Some disposal alternatives to large-capacity cesspools are shown below:

  • Sanitary Sewer Hookup. Contact your local sewer authority about the possibility of connecting your home or building to the sewer system. Often, a sewer system hookup may be available even though it was not an option when your home or building was constructed. Because municipal wastes are treated and disposed of properly, sewer hookup is the best option for you and the environment. However, it may be an expensive option.
  • Holding Tanks. Store the sanitary waste in a holding tank, which is then periodically pumped out for proper disposal of the waste. You can reduce the amount of wastewater that has to be stored by conserving water (e.g., using low-flow shower heads and low-flow toilets).
  • Large-Capacity Septic Systems. Contact your permitting authority about the requirements for installing a large-capacity septic system (that is, a septic tank with one or more leach fields). Large-capacity septic systems provide some wastewater treatment. Note that large-capacity septic systems are regulated as Class V wells, and you must contact your permitting authority prior to constructing one. Visit the Large-Capacity Septic System page for more information.
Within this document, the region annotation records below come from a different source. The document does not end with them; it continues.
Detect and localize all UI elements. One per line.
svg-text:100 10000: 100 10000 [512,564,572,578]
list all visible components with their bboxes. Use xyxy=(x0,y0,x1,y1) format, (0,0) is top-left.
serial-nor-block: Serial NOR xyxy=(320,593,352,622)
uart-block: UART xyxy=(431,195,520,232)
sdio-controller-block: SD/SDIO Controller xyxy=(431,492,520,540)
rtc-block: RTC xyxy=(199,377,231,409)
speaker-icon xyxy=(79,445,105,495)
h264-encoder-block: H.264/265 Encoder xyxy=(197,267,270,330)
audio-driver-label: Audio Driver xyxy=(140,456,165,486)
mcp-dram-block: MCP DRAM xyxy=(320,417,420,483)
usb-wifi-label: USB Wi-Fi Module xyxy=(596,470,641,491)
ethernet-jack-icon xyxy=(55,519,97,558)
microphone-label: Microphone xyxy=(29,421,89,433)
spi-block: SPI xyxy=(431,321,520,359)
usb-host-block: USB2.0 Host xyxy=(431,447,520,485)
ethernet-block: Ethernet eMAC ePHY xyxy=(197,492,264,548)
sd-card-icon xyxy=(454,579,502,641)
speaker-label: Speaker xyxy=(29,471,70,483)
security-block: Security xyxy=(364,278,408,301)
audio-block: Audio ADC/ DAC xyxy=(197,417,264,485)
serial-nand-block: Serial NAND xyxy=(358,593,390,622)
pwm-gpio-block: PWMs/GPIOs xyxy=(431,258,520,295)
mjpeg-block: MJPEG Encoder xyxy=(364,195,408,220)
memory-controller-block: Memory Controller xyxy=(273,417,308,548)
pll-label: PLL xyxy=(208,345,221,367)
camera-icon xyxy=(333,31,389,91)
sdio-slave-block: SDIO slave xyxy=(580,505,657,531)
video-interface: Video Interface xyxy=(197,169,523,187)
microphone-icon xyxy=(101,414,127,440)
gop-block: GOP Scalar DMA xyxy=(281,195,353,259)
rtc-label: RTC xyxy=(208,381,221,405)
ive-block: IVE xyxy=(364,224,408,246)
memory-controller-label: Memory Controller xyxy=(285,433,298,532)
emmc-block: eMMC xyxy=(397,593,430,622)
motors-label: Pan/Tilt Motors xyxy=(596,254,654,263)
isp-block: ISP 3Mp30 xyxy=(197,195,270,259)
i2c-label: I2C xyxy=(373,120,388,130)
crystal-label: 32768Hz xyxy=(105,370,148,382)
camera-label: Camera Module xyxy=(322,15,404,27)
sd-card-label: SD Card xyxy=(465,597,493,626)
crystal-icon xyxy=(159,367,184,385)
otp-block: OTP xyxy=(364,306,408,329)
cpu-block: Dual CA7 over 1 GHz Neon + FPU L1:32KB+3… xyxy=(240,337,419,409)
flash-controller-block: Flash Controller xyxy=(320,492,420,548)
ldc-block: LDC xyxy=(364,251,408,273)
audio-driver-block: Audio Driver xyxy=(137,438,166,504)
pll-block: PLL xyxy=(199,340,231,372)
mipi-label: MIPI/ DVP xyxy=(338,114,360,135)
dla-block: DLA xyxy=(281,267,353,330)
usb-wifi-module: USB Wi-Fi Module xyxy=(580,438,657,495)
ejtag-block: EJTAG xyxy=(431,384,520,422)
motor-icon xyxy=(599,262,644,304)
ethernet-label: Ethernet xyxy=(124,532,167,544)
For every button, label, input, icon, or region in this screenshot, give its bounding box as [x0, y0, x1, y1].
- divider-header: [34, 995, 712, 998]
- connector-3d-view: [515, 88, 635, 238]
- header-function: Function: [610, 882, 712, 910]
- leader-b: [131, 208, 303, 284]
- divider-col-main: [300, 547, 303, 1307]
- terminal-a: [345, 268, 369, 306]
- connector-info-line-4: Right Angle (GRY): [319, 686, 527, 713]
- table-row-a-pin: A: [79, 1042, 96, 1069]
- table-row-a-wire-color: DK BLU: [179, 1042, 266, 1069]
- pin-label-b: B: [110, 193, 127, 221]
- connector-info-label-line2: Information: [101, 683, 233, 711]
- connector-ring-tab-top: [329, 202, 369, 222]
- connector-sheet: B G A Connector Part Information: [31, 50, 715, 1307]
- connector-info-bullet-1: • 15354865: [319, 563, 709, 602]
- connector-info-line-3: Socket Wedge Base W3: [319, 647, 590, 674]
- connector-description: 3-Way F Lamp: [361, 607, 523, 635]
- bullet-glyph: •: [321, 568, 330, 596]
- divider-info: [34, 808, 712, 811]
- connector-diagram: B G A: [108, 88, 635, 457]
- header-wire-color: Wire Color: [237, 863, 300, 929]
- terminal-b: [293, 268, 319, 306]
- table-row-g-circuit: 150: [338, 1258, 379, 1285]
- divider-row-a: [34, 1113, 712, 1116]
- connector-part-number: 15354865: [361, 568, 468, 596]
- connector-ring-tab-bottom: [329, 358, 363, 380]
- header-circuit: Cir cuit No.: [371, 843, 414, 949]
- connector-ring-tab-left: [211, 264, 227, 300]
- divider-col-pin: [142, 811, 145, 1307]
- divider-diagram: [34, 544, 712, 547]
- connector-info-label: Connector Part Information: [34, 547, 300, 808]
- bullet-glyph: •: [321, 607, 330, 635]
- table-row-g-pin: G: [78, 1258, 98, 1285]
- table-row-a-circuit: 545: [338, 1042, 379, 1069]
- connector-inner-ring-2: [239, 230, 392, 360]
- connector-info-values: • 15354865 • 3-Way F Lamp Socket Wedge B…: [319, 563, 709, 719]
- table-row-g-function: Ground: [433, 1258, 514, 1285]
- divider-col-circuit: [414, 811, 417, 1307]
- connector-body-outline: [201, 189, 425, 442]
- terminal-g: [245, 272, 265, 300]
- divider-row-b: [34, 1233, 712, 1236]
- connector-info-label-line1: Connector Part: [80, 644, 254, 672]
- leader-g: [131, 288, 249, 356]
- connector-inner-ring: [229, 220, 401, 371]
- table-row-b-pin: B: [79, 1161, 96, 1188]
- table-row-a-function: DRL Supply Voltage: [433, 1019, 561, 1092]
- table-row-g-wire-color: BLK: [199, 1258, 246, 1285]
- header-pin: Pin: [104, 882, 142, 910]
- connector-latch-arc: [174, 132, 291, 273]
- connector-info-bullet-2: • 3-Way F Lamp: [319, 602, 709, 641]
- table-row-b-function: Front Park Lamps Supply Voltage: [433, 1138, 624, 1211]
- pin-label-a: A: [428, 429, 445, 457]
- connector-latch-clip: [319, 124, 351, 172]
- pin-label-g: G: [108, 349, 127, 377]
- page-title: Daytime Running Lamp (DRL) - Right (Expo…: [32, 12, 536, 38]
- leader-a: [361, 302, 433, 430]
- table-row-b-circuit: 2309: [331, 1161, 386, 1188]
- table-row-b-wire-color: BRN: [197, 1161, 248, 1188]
  • Package Plants. Small wastewater treatment systems, known as package plants, are designed to treat limited sewage flow. These plants use prefabricated steel tanks and hold the wastewater for a longer time as part of the treatment process. You must get permission to build and run a package plant. Your permitting authority can refer you to the appropriate state or local agency. In addition, you may be required to remove certain contaminants from the waste before discharging the treated waste into the environment.